Pour obtenir un meilleur accès aux données, une entreprise peut avoir pour stratégie d’acquérir d’autres entreprises possédant de vastes bases de données. Ainsi, dans l’affaire « Facebook/WhatsApp » (3 octobre 2014, COMP/M.7217), la Commission européenne a autorisé l’opération de rapprochement, en considérant que les données additionnelles auxquelles cette opération donnait accès à Facebook laissait subsister, sur le marché, un grand nombre de données utilisateurs qui ne seront pas sous le contrôle exclusif de Facebook. En revanche, dans l’affaire « Thomson Corporation/Reuters Group » (19 février 2008, M. 4726), la Commission européenne a subordonné son autorisation de l’opération de fusion au respect d’une série d’engagements, parmi lesquels celui, pour les deux entités, de mettre une copie de leur base de données à la disposition des autres opérateurs du marché qui leur en feraient la demande.

2.2. Les pratiques d’éviction

a. Les comportements unilatéraux

Dans une célèbre affaire « Cegedim/Euris » (14-D-06 du 8 juillet 2014), l’Autorité de la concurrence a condamné la société Cegedim à une amende de 5 767 000 €, pour abus de position dominante caractérisé par le refus de vendre sa base de données aux seuls utilisateurs du logiciel commercialisé par la société Euris. Cette décision a été confirmée par la cour d’appel de Paris (24 septembre 2015, RG 2014/175 86).

b.

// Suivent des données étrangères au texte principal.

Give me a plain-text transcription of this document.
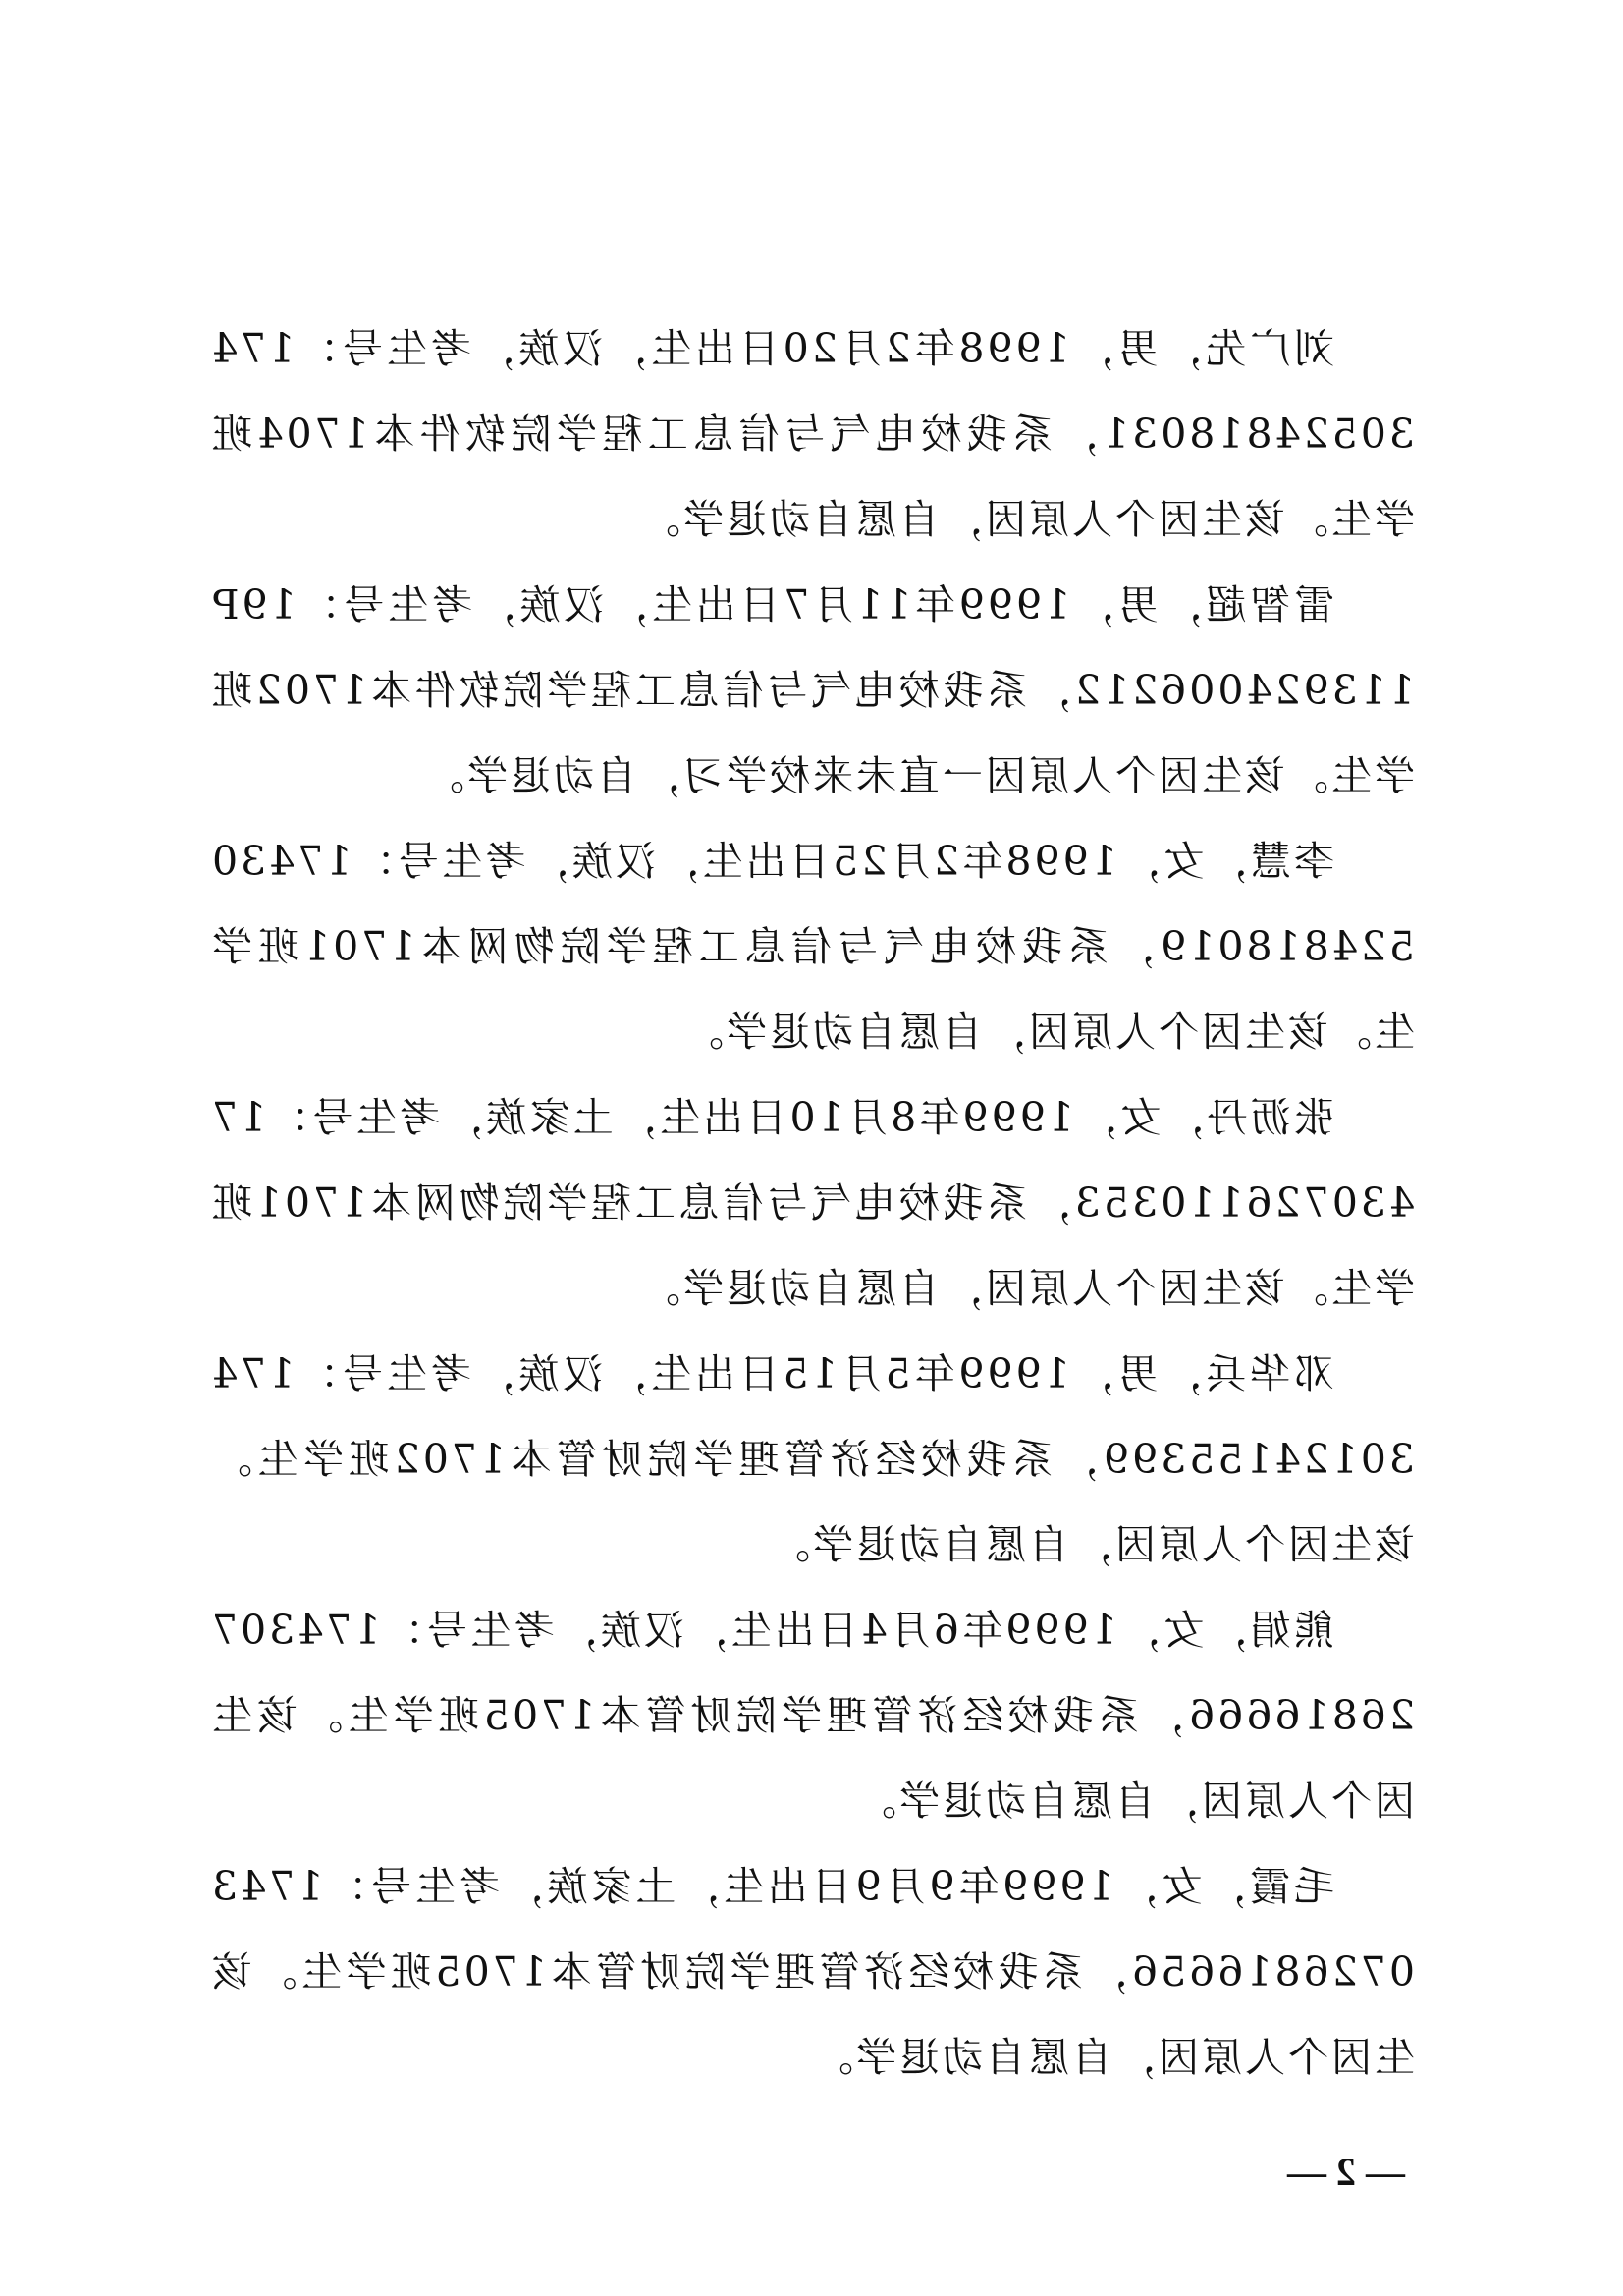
刘广先，男，1998年2月20日出生，汉族，考生号：17430524818031，系我校电气与信息工程学院软件本1704班学生。该生因个人原因，自愿自动退学。

雷智超，男，1999年11月7日出生，汉族，考生号：19P11392400621​2，系我校电气与信息工程学院软件本1702班学生。该生因个人原因一直未来校学习，自动退学。

李慧，女，1998年2月25日出生，汉族，考生号：17430524818019，系我校电气与信息工程学院物网本1701班学生。该生因个人原因，自愿自动退学。

张沥丹，女，1999年8月10日出生，土家族，考生号：17430726110353，系我校电气与信息工程学院物网本1701班学生。该生因个人原因，自愿自动退学。

邓华兵，男，1999年5月15日出生，汉族，考生号：17430124155399，系我校经济管理学院财管本1702班学生。该生因个人原因，自愿自动退学。

熊娟，女，1999年6月4日出生，汉族，考生号：17430726816666，系我校经济管理学院财管本1705班学生。该生因个人原因，自愿自动退学。

毛霞，女，1999年9月9日出生，土家族，考生号：17430726816656，系我校经济管理学院财管本1705班学生。该生因个人原因，自愿自动退学。

— 2 —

Les pratiques concertées

Dans une décision (13-D-20) du 17 décembre 2013, l’Autorité de la concurrence a condamné EDF à une amende de 13,5 millions d’euros pour avoir favorisé, de manière abusive, sa filiale active sur le marché émergeant du solaire photovoltaïque, notamment en lui donnant un accès à son fichier client constitué à l’occasion de son ancien monopole (20 millions de noms/adresses, régulièrement mises à jour), en considérant que, pour les autres acteurs de ce marché émergeant, de telles données n’étaient pas, de par leur volume et leur qualité, reproductibles.

•••

Cet aperçu rapide, tiré en partie de l’avis du 10 mai 2016, montre à quel point la révolution numérique bouleverse l’économie, mais aussi le droit. L’Autorité de la concurrence signale ici qu’elle sera attentive aux comportements d’acteurs dominant les technologies Big data. Il s’agit d’une opportunité permettant aux entreprises accusant un retard numérique, de disposer d’un nouveau levier pour obtenir l’accès à des données numériques nécessaires à leur développement.